Matthew Vaughan, technical coordinator for the Lake Champlain Basin Program, a NEIWPCC program partner, helped kick off NAB’s live sessions with a presentation on water quality data collection in Lake Champlain.

Megan Lung and Charles Stoll, environmental analysts supporting New York State Department of Environmental Conservation programs, recorded their presentations for on-demand viewing. Lung shared progress she and her colleagues have made on aquatic barrier removals in the Hudson River Estuary. Stoll shared his research showing increasing chloride concentrations in New York’s rivers and streams over the last 40 years.

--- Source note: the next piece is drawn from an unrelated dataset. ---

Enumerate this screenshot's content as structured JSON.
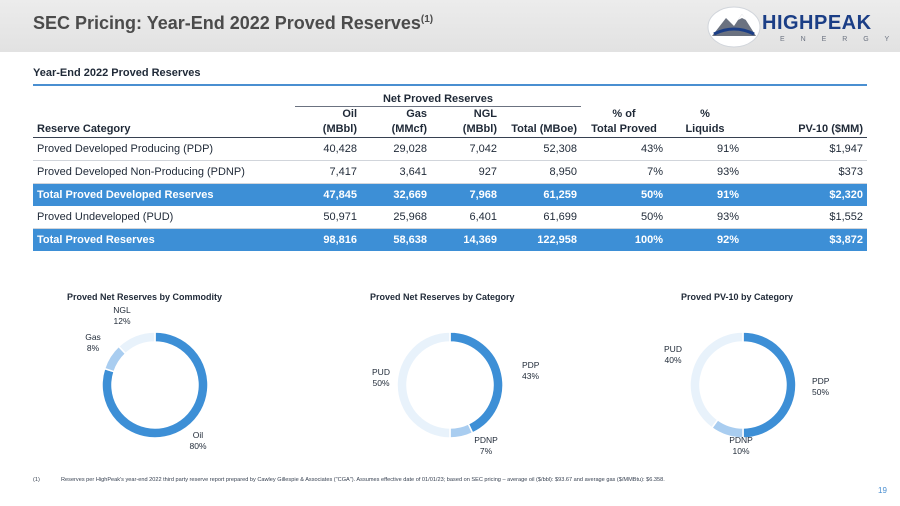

Two people do handstands in the grass.

Although the virtual format allowed more practitioners to attend the conference, Dugan and their NAB planning committee tried to mimic the networking experience of an in-person event. They scheduled a student coffee hour and other mixers like trivia and photo contests throughout the four days.

“While the Virtual NAB Conference was largely a success, we hope to return to an in-person event for NAB 2022 in Portland, Maine,” Dugan said.

Registration is now open for another of NEIWPCC’s staple events, the annual Nonpoint Source Pollution Conference, which will be held virtually over the course of three days in May.

Scientists submitted the photos shown above for a contest during the conference.